Why Catch and Release is More Than Just a Fishing Trend
The art and technique of catch and release plays a vital role in promoting conservation and sustainability in our fisheries by helping to maintain stable fish populations, thereby ensuring future generations can also engage in the joy of fishing. More anglers, especially GT and Tuna lure and sportfishing anglers are stepping up to ensure the consideration of a healthy fish release is one of their major considerations. Beyond ecological benefits, it aligns with ethical principles by allowing fish, especially those that have seen heavy fishing pressure or population stress in the past an opportunity to recover and flourish. Furthermore, the practice is instrumental in data collection for scientific studies, offering valuable insights into fish migration, growth rates, and overall population health. Together, these factors make catch and release an essential component of responsible and impactful fishing for the modern angler.
Catch and release is a fishing practice where anglers carefully unhook and return/release the caught fish back to the water, allowing them to survive and contribute to the ecosystem. This method aims to promote measured forward thinking on fish species conservation, uphold ethical fishing standards, and support scientific research by maintaining healthy fish populations and gathering valuable data, which can be increased with anglers contributing to research by tagging fish and proactive reporting of catches. It’s considered an important aspect of responsible fishing, balancing the sport’s enjoyment with ecological and ethical considerations. While not solely restricted to topwater and lure anglers, they are currently the highest proportion of fishers actively practicing catch and release. It is also fantastic to see initiatives like Tuna Champions increasing best practice across both taking and releasing fish, and we are proudly associated with them! Check them out at https://tunachampions.com.au/
Key considerations for effective catch and release fishing
- Use Barbless Hooks: Choose barbless hooks or crush hook barbs (circle hooks if bait fishing) to make the unhooking process easier and less damaging to the fish. Keep you line tight, and rod loaded and the chances of a fish throwing a barbless hook are slim.
- Wet Your Hands: Before handling the fish, always wet your hands and anything that a fish may come into direct contact with to reduce the removal of the fish’s protective slime layer, which can make them susceptible to infection or disease. Dry contact can increase the chances of slime removal, so keep it moist!

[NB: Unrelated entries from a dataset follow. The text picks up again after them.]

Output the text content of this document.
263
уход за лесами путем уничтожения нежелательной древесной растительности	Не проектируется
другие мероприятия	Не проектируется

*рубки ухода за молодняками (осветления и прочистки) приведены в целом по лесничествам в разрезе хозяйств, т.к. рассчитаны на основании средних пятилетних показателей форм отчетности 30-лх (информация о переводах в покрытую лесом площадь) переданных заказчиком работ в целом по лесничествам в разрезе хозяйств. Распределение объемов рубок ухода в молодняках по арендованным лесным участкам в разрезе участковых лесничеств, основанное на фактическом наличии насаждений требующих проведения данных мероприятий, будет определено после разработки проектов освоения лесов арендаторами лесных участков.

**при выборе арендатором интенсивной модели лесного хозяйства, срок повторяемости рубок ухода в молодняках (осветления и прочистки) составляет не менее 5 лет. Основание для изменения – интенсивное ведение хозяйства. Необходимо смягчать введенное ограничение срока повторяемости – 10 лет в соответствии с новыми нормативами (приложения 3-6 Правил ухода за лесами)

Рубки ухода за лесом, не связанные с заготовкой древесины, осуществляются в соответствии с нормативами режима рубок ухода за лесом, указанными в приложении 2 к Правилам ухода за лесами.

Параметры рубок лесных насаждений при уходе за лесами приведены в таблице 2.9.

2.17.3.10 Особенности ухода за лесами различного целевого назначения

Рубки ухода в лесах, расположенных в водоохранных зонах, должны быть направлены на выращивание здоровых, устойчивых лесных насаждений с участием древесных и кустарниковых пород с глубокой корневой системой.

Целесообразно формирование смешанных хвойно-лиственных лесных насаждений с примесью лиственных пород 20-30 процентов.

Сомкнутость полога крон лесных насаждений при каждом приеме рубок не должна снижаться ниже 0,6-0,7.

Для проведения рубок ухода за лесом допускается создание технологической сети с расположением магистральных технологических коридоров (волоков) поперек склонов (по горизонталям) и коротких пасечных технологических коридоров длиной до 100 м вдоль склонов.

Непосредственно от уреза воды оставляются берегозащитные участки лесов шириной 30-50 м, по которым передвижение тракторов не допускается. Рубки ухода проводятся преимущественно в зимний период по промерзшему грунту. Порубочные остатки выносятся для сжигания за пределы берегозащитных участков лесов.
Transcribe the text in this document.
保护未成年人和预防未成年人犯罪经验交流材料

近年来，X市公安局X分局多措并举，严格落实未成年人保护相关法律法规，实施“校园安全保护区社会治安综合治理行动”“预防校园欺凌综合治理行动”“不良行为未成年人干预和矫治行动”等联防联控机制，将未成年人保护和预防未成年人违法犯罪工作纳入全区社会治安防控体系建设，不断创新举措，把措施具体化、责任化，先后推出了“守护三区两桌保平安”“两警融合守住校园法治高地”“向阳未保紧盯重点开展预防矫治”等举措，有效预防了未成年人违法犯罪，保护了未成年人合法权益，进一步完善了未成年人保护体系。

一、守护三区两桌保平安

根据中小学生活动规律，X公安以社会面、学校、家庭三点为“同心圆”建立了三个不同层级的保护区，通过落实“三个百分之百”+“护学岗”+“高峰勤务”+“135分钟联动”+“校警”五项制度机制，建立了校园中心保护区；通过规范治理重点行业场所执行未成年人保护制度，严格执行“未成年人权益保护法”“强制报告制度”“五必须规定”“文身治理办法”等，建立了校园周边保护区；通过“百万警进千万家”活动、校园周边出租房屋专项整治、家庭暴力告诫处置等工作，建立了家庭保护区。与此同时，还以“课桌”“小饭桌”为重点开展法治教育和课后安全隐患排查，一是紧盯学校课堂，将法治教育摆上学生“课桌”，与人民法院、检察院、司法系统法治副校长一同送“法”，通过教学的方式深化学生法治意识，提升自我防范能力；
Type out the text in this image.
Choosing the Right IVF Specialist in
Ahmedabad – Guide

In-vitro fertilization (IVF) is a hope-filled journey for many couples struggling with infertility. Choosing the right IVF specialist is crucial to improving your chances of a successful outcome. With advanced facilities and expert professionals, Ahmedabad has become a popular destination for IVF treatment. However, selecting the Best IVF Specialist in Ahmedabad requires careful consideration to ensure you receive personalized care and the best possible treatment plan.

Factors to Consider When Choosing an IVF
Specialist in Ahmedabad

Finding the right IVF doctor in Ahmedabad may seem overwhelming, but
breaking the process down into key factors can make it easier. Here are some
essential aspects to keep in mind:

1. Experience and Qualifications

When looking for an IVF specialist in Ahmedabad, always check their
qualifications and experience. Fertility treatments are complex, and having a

- Correct Landing Gear: Use a Rubber Net for small to medium sized fish or a set of non-destructive lip grips for larger GTs, Kingfish and Tuna. Rubber landing nets are gentler on the fish than traditional nylon and knotted nets, and Boga style lip grips when used correctly on large fish like Tuna and GTs can reduce the risk of injury and stress during capture. Keep the gaffs in the side pocket until you are taking a fish for the table.
- Quick Unhooking: Use needle-nose pliers or hook removers to unhook the fish as quickly and efficiently as possible to minimise stress and harm. This will aid in a faster recovery. It is crucial to act calmly but quickly, being mindful not to tear the fish’s mouth tissues or prolong its time out of water. Remember a fish out of water is like you holding you breathe in the water. Mastering the art of quick and safe unhooking is a vital skill for anyone committed to the goals of catch and release fishing.
- Proper Release Technique: Hold the fish gently in the water, allowing it to revive and swim away on its own, with water flowing through its gills. This helps the fish regain its strength and orientation before re-joining the underwater world. Large lip grips are ideal for tuna recovery. Once the fish shows signs of active movement, body orientation and seems ready, let it swim out of your hands or off the lip grips under its own effort. By adopting this careful technique, anglers can significantly improve the well-being and survival rate of released fish.
Catch and release aims for ethical and sustainable fishing, several factors can compromise its effectiveness if not carefully managed. For instance, improper hook removal can tear a fish’s mouth or gills, making it susceptible to infection or even causing death. Overhandling the fish can also strip away its protective slime layer and inflict physical injury, both of which can hamper its survival. Extended air exposure is another risk, as it can lead to irreversible gill damage and hinder the fish’s ability to ‘breathe’. Additionally, incorrectly releasing a fish without proper revival can result in disorientation or exhaustion, making it an easy target for predators. Lastly, non-ideal gear choices like ultra-light line classes on large fish, barbed hooks or abrasive nets can exacerbate physical damage, increasing the likelihood of post-release complications. Being aware of these potential issues can guide anglers in refining their catch and release practices.